International Association for Cryptologic Research

International Association
for Cryptologic Research

IACR News item: 24 October 2013

Craig Gentry, Sergey Gorbunov, Shai Halevi, Vinod Vaikuntanathan, Dhinakaran Vinayagamurthy
ePrint Report ePrint Report
A fundamental question about (reusable) circuit garbling schemes is: how small can the garbled circuit be? Our main result is a reusable garbling scheme which produces garbled circuits that are the same size as the original circuit plus an additive poly(secp) bits, where secp is the security parameter. Save the additive poly(secp) factor, this is the best one could hope for. In contrast, all previous constructions of even single-use garbled circuits incurred a multiplicative poly(secp) blowup.

Our techniques result in constructions of attribute-based and (single key secure) functional encryption schemes where the secret key of a circuit C consists of C itself, plus poly(secp) additional bits.

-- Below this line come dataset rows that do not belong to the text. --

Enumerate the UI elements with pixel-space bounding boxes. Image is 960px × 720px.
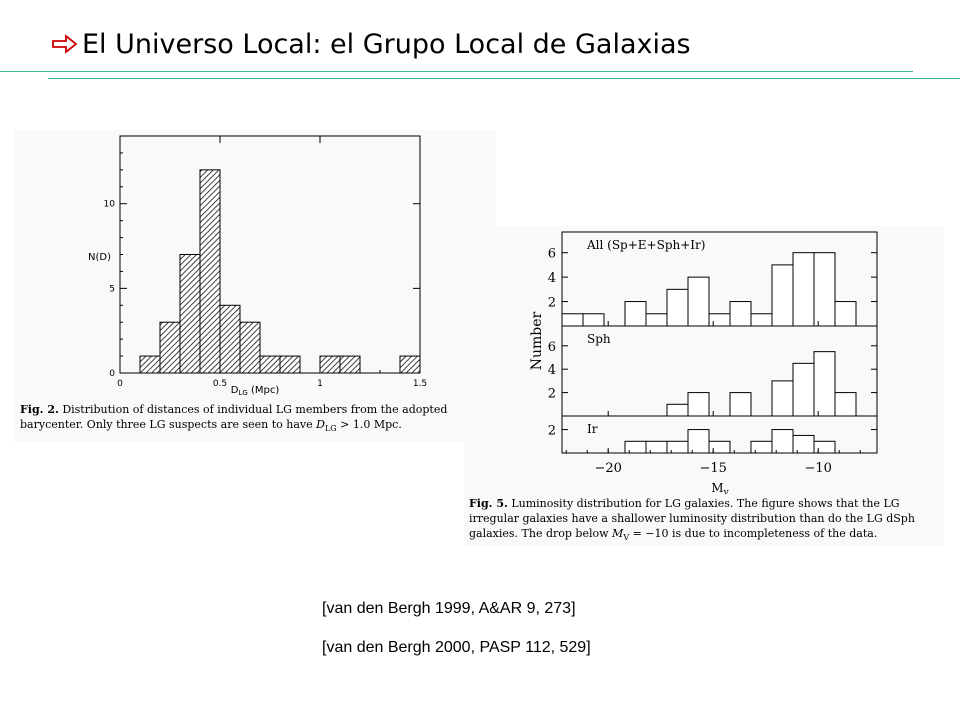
figure-caption: Fig. 5. Luminosity distribution for LG g… bbox=[469, 496, 939, 545]
histogram-bar bbox=[279, 355, 301, 374]
panel-label: Ir bbox=[587, 422, 598, 436]
caption-tail: > 1.0 Mpc. bbox=[340, 418, 402, 431]
histogram-bar bbox=[645, 313, 668, 327]
caption-subscript: V bbox=[623, 533, 630, 543]
histogram-bar bbox=[666, 288, 689, 327]
histogram-bar bbox=[561, 313, 584, 327]
y-tick-label: 6 bbox=[548, 340, 556, 355]
histogram-bar bbox=[624, 301, 647, 327]
histogram-bar bbox=[708, 313, 731, 327]
caption-text: Distribution of distances of individual … bbox=[20, 403, 448, 431]
x-tick-label: 0 bbox=[117, 379, 123, 389]
reference-citation: [van den Bergh 2000, PASP 112, 529] bbox=[322, 639, 591, 656]
histogram-bar bbox=[750, 313, 773, 327]
y-tick-label: 2 bbox=[548, 424, 556, 439]
histogram-bar bbox=[339, 355, 361, 374]
histogram-bar bbox=[813, 440, 836, 454]
y-axis-label: N(D) bbox=[88, 252, 111, 263]
caption-subscript: LG bbox=[324, 424, 337, 434]
histogram-bar bbox=[199, 169, 221, 374]
y-tick-label: 5 bbox=[109, 284, 115, 294]
histogram-bar bbox=[259, 355, 281, 374]
histogram-bar bbox=[813, 351, 836, 417]
title-rule-upper bbox=[0, 71, 913, 72]
x-axis-label: DLG (Mpc) bbox=[231, 385, 280, 397]
y-tick-label: 6 bbox=[548, 247, 556, 262]
caption-text: Luminosity distribution for LG galaxies.… bbox=[469, 497, 915, 540]
histogram-bar bbox=[792, 362, 815, 417]
figure-luminosity-histogram: 2 4 6 All (Sp+E+Sph+Ir) 2 4 6 Sph 2 Ir −20 −15 −10 Nu… bbox=[464, 226, 944, 546]
histogram-bar bbox=[666, 403, 689, 417]
figure-caption: Fig. 2. Distribution of distances of ind… bbox=[20, 402, 492, 436]
y-tick-label: 4 bbox=[548, 363, 556, 378]
histogram-bar bbox=[219, 304, 241, 374]
y-axis-label: Number bbox=[529, 311, 545, 370]
reference-citation: [van den Bergh 1999, A&AR 9, 273] bbox=[322, 600, 576, 617]
title-rule-lower bbox=[48, 78, 960, 79]
slide-title: El Universo Local: el Grupo Local de Gal… bbox=[52, 24, 691, 64]
arrow-right-outline-icon bbox=[52, 34, 78, 54]
figure-distance-histogram: 0 0.5 1 1.5 0 5 10 N(D) DLG (Mpc) Fig. 2. Distri… bbox=[15, 130, 496, 442]
histogram-bar bbox=[624, 440, 647, 454]
histogram-bar bbox=[708, 440, 731, 454]
histogram-bar bbox=[399, 355, 421, 374]
x-tick-label: −20 bbox=[594, 461, 621, 476]
y-tick-label: 10 bbox=[104, 200, 116, 210]
histogram-bar bbox=[687, 429, 710, 454]
x-tick-label: 1.5 bbox=[413, 379, 427, 389]
histogram-bar bbox=[750, 440, 773, 454]
y-tick-label: 2 bbox=[548, 387, 556, 402]
histogram-bar bbox=[771, 264, 794, 327]
y-tick-label: 0 bbox=[109, 369, 115, 379]
y-tick-label: 4 bbox=[548, 271, 556, 286]
caption-variable: M bbox=[612, 527, 624, 540]
y-tick-label: 2 bbox=[548, 296, 556, 311]
histogram-bar bbox=[179, 254, 201, 374]
caption-label: Fig. 5. bbox=[469, 497, 508, 510]
histogram-bar bbox=[687, 276, 710, 327]
histogram-bar bbox=[319, 355, 341, 374]
histogram-bar bbox=[792, 434, 815, 454]
luminosity-histogram-chart: 2 4 6 All (Sp+E+Sph+Ir) 2 4 6 Sph 2 Ir −20 −15 −10 Nu… bbox=[529, 231, 878, 494]
histogram-bar bbox=[834, 392, 857, 417]
panel-frame bbox=[561, 415, 878, 454]
histogram-bar bbox=[771, 429, 794, 454]
distance-histogram-chart: 0 0.5 1 1.5 0 5 10 N(D) DLG (Mpc) bbox=[88, 135, 427, 397]
histogram-bar bbox=[729, 301, 752, 327]
x-tick-label: −10 bbox=[804, 461, 831, 476]
histogram-bar bbox=[792, 252, 815, 327]
caption-tail: = −10 is due to incompleteness of the da… bbox=[632, 527, 878, 540]
slide-title-text: El Universo Local: el Grupo Local de Gal… bbox=[82, 28, 691, 60]
histogram-bar bbox=[645, 440, 668, 454]
caption-label: Fig. 2. bbox=[20, 403, 59, 416]
histogram-bar bbox=[729, 392, 752, 417]
caption-variable: D bbox=[316, 418, 325, 431]
x-tick-label: 1 bbox=[317, 379, 323, 389]
histogram-bar bbox=[813, 252, 836, 327]
x-tick-label: 0.5 bbox=[213, 379, 227, 389]
histogram-bar bbox=[239, 321, 261, 374]
panel-label: Sph bbox=[587, 332, 611, 346]
x-tick-label: −15 bbox=[699, 461, 726, 476]
panel-label: All (Sp+E+Sph+Ir) bbox=[586, 238, 705, 252]
histogram-bar bbox=[687, 392, 710, 417]
x-axis-label: Mv bbox=[711, 481, 729, 494]
histogram-bar bbox=[139, 355, 161, 374]
histogram-bar bbox=[582, 313, 605, 327]
histogram-bar bbox=[834, 301, 857, 327]
histogram-bar bbox=[666, 440, 689, 454]
histogram-bar bbox=[159, 321, 181, 374]
histogram-bar bbox=[771, 380, 794, 417]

All of these constructions are based on the subexponential hardness of the learning with errors problem.

We also study the dual question of how short the garbled inputs can be, relative to the original input. We demonstrate a (different) reusable circuit garbling scheme, based on multilinear maps, where the size of the garbled input is the same as that of the original input, plus a poly(secp) factor. This improves on the result of Applebaum, Ishai, Kushilevitz and Waters (CRYPTO 2013)

who showed such a result for single-use garbling. Similar to the above, this also results in attribute-based and (single key secure) functional encryption schemes where the size of the ciphertext encrypting an input x is the same as that of x, plus poly(secp) additional bits.